What We're Reading: Prohibiting Pharmacist Gag Clauses; Better Overdose Treatment; ACA Lawsuit Fight

New legislation in Congress would prohibit limiting what pharmacists can tell patients about the cheapest way to pay for their prescriptions; drug companies, researchers, and health officials are trying to develop an overdose-reversal treatment that is more successful than naloxone against synthetic opioids; a Texas lawsuit seeking to strike down the Affordable Care Act is being opposed by 16 Democratic attorneys general.

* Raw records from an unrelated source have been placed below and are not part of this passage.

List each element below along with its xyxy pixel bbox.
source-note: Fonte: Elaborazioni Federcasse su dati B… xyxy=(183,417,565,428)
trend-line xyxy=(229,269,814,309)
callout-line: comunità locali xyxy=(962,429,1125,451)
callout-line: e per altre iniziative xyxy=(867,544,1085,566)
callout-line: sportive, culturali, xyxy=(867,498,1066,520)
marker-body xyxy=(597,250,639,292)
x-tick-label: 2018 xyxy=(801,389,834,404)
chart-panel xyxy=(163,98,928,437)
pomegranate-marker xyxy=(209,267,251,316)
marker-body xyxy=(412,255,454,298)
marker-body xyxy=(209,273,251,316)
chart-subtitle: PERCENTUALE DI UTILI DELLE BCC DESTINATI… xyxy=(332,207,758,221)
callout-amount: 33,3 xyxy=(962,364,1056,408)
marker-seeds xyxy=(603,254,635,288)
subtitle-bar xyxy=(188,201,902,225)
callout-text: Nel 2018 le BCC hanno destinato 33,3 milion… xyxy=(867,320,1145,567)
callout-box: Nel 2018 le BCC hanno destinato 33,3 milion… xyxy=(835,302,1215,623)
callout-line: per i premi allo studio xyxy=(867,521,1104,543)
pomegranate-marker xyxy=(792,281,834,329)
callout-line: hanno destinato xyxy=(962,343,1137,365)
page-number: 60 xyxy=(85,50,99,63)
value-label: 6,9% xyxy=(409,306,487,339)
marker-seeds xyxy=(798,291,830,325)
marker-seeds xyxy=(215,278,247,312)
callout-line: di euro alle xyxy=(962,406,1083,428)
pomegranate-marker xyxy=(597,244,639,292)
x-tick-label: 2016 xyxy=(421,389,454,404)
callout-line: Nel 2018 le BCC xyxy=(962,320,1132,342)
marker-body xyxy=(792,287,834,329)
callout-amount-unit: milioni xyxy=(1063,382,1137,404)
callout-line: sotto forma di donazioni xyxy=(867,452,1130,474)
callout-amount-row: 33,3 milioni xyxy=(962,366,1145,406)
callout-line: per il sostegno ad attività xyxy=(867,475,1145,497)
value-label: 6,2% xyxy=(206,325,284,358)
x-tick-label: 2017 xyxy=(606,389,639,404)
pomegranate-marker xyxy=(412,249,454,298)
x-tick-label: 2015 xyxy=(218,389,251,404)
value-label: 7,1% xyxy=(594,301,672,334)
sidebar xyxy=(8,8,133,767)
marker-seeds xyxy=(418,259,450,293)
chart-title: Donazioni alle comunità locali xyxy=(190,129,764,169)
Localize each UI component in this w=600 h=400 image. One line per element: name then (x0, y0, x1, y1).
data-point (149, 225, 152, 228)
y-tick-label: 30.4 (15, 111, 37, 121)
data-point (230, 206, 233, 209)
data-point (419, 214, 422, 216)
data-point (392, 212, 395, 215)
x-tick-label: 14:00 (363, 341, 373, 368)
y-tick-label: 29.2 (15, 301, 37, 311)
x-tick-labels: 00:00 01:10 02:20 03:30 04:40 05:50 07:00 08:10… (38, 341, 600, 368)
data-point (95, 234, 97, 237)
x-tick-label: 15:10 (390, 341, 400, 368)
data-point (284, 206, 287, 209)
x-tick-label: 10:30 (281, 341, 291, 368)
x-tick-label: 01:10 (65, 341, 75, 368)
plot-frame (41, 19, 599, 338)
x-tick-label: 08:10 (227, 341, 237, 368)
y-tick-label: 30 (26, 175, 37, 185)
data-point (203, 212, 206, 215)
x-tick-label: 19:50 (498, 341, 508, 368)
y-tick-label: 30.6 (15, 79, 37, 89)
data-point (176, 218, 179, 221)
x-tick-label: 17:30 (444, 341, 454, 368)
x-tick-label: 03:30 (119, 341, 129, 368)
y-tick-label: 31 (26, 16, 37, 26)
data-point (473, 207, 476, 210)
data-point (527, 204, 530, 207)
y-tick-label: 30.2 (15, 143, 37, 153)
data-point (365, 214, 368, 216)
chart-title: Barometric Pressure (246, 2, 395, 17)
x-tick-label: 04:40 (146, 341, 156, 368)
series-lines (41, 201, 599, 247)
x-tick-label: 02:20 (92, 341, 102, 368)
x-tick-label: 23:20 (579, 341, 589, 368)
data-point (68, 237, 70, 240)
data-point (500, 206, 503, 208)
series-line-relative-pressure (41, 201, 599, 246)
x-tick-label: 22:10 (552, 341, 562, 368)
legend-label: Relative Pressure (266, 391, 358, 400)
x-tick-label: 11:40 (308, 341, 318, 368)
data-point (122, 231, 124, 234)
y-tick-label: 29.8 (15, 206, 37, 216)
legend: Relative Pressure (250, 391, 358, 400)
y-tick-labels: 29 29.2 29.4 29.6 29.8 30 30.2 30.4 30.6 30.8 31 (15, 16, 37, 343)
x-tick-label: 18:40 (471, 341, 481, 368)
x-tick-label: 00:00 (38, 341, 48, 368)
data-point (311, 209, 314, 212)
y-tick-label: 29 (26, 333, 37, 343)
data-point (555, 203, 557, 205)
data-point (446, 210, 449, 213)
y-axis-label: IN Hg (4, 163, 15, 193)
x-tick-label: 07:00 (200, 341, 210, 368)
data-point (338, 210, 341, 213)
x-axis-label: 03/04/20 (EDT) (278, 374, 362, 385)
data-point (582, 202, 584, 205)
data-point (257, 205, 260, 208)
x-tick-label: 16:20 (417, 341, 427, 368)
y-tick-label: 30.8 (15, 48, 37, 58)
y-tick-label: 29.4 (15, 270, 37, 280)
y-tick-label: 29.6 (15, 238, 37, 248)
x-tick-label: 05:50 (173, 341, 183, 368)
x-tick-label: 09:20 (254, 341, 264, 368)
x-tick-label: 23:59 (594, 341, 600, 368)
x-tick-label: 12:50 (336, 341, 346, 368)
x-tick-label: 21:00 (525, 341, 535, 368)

Prohibiting Pharmacist “Gag Clause”

New legislation in Congress would prohibit insurers or pharmacy benefit managers from limiting what pharmacists can tell patients about the cheapest way to pay for their prescriptions. According to The Detroit News, some prescriptions may be cheaper for customers if they pay in cash, rather than their insurance co-pay, but pharmacists were unable to tell them that. The legislation is being sponsored by Senators Debbie Stabenow, D-Michigan, and Susan Collins, R-Maine. Research has shown customers overpay for prescriptions 23% of the time.

Searching for the Next Overdose-Reversal Drug

Naloxone is widely used to reverse opioid overdoses, but it has limited success against synthetic opioids. With the use of synthetic opioids on the rise, drug companies, researchers, and health officials are trying to develop a new treatment that may replace naloxone in certain cases, reported STAT. One option being pursued is tweaking buprenorphine, which is currently used to treat addiction, but may also be able to reverse an overdose with some changes.

Texas ACA Lawsuit Receives Opposition From 16 AGs

A Texas lawsuit seeking to strike down the Affordable Care Act (ACA) has strong opposition from 16 Democratic attorneys general (AGs), led by California AG Xavier Becerra. As a result, there is a showdown between red and blue states with 19 Republican-led states joining Texas’ case, according to The New York Times. Texas’ lawsuit claims the repeal of the individual mandate as part of the Republican tax bill means that the ACA is no longer valid.